In general, there are various approaches for integrating different data sources by using warehousing, mediation and Semantic Web technology based approaches (Töpel et al. 2008; Pasquier 2008; Grethe et al. 2009; Spanos et al. 2012). Warehouse integration consists of cataloguing and accessing data from multiple sources and repositories in a local database, which is called the warehouse and designed with the objective of retrieving information from the data and supporting decision making (Fig. 1.1) (Töpel et al. 2008; Kienast and Baumgartner 2011). Usually relational databases with different database schemata are used such as the Star schemaFootnote 1 or the Snowflake schema.Footnote 2 Basically, a data warehouse consists of two entities, a back room and front room entity, which are mostly separated physically as well as logically. The ETL process (Extract, Transform and Load), the basic concept of a data warehouse back room, is conducted to extract and import the data from the data source (i.e. data from external sources including flat files, XML files or databases) into the needed reference system (repository) of the data warehouse (Hernandez and Kambhampati 2004; Kugler et al. 2008). The back room thus describes the data management component, which permanently stores the data in a physical database and delivers subsets of data retrieved by queries. The front room makes it possible to access the data held in the warehouse by providing tools and methods for intelligent data accessing, mining and information retrieval, which is of great interest for clinical uses e.g. to support medical decision making. Users have access to the data of interest via the front room by two different types of database queries: ad-hoc and intelligent queries. Ad-hoc queries are executed through SQL statements that need to be formulated by a trained user, while intelligent query approaches are extended, more user-friendly queries based on result sets of adhoc queries using a medical knowledge base to process the information requests. Such requests allow for identification of patterns and relationships within the data relying on the concept of different information hierarchies in the data (Lyne et al. 2013).

Fig. 1.1
figure 1

Three-tier architecture of a data warehouse which is composed of a data management layer, data integration layer and application layer

Mediator based integration focuses more on query translation, where data is not centrally stored, but directly accessed from the distributed sources (Grethe et al. 2009). The data flow between mediators and data sources is provided by specific software components termed Wrappers (Hernandez and Kambhampati 2004). A more targeted approach for the integration of heterogeneous data sources, in particular in biomedical applications, is the use of Semantic Web technologies, whereby existing documents and data are provided with structured meta-information (Cheung et al. 2007; Pasquier 2008; Spanos et al. 2012). A key feature of this approach is the use of semantics by ontologies, which overcomes the problem of interpreting homonyms and synonyms in different sources. It should be noted that ontologies are a type of controlled vocabulary that attempt to capture the knowledge of a specific domain, which is also an important approach for warehousing and mediation based data integration concepts (Bodenreider 2008). To benefit from ontologies, it is important to annotate instances to metadata ontologies, which should be standardized and machine-readable. The Semantic Web technology provides tools for exchanging metadata information via Extensible Markup Language (XML) to allow for semantic data integration.

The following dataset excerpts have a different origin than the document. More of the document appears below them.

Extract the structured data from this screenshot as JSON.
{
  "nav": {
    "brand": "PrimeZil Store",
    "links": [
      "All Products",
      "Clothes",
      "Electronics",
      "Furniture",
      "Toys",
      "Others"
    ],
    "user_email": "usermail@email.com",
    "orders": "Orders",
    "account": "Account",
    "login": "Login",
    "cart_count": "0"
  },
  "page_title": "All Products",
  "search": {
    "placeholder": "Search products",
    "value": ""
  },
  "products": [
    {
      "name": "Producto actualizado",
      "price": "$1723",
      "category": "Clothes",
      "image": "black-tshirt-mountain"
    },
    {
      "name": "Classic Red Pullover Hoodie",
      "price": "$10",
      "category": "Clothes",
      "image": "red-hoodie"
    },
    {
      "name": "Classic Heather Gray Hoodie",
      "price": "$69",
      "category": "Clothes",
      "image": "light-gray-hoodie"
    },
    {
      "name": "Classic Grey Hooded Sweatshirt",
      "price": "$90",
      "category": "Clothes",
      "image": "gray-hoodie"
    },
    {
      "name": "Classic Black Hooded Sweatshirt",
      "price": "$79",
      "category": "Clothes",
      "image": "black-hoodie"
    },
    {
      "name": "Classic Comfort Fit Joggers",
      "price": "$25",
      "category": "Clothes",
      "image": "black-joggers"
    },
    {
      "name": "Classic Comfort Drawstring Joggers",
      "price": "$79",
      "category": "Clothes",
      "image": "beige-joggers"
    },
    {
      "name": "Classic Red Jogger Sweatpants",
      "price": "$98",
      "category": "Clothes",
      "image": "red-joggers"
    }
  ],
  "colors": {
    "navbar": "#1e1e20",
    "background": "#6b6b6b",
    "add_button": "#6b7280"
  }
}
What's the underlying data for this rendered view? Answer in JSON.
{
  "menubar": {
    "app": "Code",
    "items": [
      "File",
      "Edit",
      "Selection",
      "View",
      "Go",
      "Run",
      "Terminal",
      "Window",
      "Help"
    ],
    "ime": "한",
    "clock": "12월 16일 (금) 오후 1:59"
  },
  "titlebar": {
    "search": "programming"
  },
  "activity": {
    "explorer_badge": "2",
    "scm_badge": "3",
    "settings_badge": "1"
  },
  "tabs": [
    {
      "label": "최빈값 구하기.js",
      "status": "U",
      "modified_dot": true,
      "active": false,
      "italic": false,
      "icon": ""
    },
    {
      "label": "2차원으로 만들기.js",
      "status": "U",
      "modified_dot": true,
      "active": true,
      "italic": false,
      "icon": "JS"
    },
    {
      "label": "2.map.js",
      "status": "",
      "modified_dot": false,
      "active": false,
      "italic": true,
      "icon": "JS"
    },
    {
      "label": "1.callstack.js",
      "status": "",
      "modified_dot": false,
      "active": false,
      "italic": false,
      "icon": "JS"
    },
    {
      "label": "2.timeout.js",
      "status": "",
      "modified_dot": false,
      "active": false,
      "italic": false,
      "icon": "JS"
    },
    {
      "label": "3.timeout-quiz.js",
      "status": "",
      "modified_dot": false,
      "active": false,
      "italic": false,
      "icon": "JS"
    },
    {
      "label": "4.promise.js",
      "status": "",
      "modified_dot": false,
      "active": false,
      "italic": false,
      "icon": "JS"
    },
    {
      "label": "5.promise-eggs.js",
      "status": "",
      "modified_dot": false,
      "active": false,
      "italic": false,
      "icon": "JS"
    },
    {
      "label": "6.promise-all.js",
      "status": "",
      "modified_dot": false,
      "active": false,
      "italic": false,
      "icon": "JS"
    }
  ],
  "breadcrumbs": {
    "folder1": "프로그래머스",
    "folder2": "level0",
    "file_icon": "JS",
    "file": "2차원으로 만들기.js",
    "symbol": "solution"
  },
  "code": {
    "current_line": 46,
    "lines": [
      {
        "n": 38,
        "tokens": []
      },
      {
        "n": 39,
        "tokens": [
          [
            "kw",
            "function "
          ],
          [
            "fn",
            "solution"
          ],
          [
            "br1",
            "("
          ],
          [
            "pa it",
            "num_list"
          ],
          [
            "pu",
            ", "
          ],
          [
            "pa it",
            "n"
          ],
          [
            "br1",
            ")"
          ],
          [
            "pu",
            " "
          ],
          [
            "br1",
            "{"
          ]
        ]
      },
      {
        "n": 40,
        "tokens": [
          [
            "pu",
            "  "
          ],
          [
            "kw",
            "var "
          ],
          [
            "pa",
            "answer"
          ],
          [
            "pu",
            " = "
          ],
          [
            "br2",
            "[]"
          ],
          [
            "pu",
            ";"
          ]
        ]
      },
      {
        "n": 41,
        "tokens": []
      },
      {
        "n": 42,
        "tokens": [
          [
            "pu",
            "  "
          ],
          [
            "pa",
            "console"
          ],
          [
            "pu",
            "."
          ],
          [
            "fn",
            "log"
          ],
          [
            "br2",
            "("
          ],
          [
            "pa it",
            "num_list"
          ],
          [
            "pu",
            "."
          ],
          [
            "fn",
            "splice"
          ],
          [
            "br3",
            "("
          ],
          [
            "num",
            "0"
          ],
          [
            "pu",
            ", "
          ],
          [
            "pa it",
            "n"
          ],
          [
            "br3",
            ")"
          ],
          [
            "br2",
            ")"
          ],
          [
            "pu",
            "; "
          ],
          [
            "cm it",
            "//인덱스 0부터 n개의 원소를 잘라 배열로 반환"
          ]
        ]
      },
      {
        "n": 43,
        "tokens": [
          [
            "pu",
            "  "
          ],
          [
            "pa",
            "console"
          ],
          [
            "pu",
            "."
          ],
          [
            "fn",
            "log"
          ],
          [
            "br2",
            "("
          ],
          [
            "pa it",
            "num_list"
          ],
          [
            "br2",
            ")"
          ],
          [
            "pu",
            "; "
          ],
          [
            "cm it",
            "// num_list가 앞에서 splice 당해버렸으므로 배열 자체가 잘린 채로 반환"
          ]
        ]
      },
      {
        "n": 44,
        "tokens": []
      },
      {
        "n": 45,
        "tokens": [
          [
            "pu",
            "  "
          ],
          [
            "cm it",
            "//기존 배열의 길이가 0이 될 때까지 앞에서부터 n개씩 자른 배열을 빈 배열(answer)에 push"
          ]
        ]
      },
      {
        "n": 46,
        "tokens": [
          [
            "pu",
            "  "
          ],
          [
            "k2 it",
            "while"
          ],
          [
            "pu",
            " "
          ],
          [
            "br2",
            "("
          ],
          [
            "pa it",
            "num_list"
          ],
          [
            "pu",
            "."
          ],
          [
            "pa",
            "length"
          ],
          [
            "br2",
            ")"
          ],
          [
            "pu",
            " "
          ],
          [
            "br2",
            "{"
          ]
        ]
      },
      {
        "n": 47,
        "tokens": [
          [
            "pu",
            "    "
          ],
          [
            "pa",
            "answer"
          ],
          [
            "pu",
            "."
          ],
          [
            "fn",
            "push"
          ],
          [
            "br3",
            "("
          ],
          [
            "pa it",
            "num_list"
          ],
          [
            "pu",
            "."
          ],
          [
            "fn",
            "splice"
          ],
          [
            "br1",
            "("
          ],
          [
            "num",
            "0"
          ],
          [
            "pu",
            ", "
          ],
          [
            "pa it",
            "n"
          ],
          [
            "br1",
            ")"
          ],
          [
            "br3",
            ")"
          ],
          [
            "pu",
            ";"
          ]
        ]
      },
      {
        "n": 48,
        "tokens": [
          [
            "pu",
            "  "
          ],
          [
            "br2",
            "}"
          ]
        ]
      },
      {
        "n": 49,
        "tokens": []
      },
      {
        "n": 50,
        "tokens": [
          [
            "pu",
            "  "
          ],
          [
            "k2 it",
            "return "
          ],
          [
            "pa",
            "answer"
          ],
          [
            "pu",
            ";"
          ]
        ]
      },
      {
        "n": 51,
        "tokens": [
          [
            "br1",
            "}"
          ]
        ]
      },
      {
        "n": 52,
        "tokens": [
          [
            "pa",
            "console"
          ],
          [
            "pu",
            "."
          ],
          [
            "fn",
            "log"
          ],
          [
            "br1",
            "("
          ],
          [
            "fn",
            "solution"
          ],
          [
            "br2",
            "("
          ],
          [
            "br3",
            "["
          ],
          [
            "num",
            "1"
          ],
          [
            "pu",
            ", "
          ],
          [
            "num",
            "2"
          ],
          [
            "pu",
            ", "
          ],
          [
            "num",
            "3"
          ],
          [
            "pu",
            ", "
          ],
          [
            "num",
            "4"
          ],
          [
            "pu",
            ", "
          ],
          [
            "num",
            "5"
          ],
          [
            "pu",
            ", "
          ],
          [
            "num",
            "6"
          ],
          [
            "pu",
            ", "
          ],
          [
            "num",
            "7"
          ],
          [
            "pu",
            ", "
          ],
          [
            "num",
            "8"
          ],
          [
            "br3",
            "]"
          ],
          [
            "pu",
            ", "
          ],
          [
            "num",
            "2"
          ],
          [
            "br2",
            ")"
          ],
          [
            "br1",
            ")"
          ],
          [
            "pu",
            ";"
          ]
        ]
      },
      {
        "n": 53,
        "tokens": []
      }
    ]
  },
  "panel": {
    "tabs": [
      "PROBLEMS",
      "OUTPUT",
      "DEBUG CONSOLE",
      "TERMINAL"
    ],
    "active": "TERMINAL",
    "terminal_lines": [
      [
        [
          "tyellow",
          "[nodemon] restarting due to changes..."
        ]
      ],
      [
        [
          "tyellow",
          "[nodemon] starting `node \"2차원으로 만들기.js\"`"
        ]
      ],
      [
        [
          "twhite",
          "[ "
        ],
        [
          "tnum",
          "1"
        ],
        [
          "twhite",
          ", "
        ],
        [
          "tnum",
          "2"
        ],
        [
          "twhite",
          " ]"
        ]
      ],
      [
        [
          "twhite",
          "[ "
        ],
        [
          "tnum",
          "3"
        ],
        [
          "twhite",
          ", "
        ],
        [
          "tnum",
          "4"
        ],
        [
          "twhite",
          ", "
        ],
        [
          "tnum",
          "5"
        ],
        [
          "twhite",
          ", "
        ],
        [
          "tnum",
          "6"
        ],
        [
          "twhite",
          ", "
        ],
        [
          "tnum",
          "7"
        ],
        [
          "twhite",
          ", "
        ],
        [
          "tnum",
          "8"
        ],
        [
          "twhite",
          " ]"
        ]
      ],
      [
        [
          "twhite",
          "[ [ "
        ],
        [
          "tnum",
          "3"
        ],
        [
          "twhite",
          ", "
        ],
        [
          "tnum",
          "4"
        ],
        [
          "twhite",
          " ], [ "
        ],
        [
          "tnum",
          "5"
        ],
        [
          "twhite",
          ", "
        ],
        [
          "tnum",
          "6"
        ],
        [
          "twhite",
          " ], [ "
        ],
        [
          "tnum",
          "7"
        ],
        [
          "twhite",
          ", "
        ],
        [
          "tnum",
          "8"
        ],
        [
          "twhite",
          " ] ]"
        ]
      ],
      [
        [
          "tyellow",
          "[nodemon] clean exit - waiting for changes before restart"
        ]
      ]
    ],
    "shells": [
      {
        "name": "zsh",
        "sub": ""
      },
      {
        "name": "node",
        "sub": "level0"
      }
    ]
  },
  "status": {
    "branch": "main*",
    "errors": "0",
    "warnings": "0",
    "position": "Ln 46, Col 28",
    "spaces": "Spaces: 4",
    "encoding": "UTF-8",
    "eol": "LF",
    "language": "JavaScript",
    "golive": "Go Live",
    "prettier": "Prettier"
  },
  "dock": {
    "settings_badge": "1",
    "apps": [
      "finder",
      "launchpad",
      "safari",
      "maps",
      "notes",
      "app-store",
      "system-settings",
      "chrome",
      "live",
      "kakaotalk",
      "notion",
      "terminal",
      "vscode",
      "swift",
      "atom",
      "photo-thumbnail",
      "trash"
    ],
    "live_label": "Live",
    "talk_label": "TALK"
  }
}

1.6 Knowledge Discovery and Data Mining for Clinical Care

According to Fayyad's 1996 definition (Fayyad et al. 1996a, b), knowledge discovery in general is the “nontrivial process of identifying valid, novel, potentially useful and ultimately understandable patterns in data”. Data mining (DM) is a step in this process consisting of “particular data mining algorithms that, under some acceptable computationally efficiency limitations, produce a particular enumeration of patterns”. The term knowledge discovery thus refers to the process of finding novel knowledge in the data. It does this by using data mining, machine learning or biostatistical methods to extract and identify what is deemed knowledge, according to the specifications of measures and thresholds, using the given database with any required preprocessing, subsampling, and transformations of that data (Fig. 1.2). Note that the terms knowledge discovery and data mining are distinct. So this field is of interest to researchers in machine learning, pattern recognition, databases, statistics, artificial intelligence, knowledge acquisition for expert systems and data visualization, and requires an interdisciplinary view of research, in particular in a biomedical setting (Mitchell 1997; Pardalos et al. 2007; Ting et al. 2009; Dua and Chowriappa 2012; Holzinger and Jurisica 2014).

Fig. 1.2
figure 2

General knowledge discovery process

For the purpose of targeted analyses, data often need to be preprocessed and transformed into a standardized and quality assured format. Data preprocessing is used e.g. to normalize or rescale data (logarithmic scaling), to select data subsets, samples or single features or to remove outliers in the data in order to avoid manipulations of subsequently performed statistical analyses (Kotsiantis et al. 2006; García et al. 2015). Assuming a normal distribution of data, a common model for removing outliers is, for example, the use of the interquartile ranges. This simple statistical approach defines an outlier as observation outside the interquartile range.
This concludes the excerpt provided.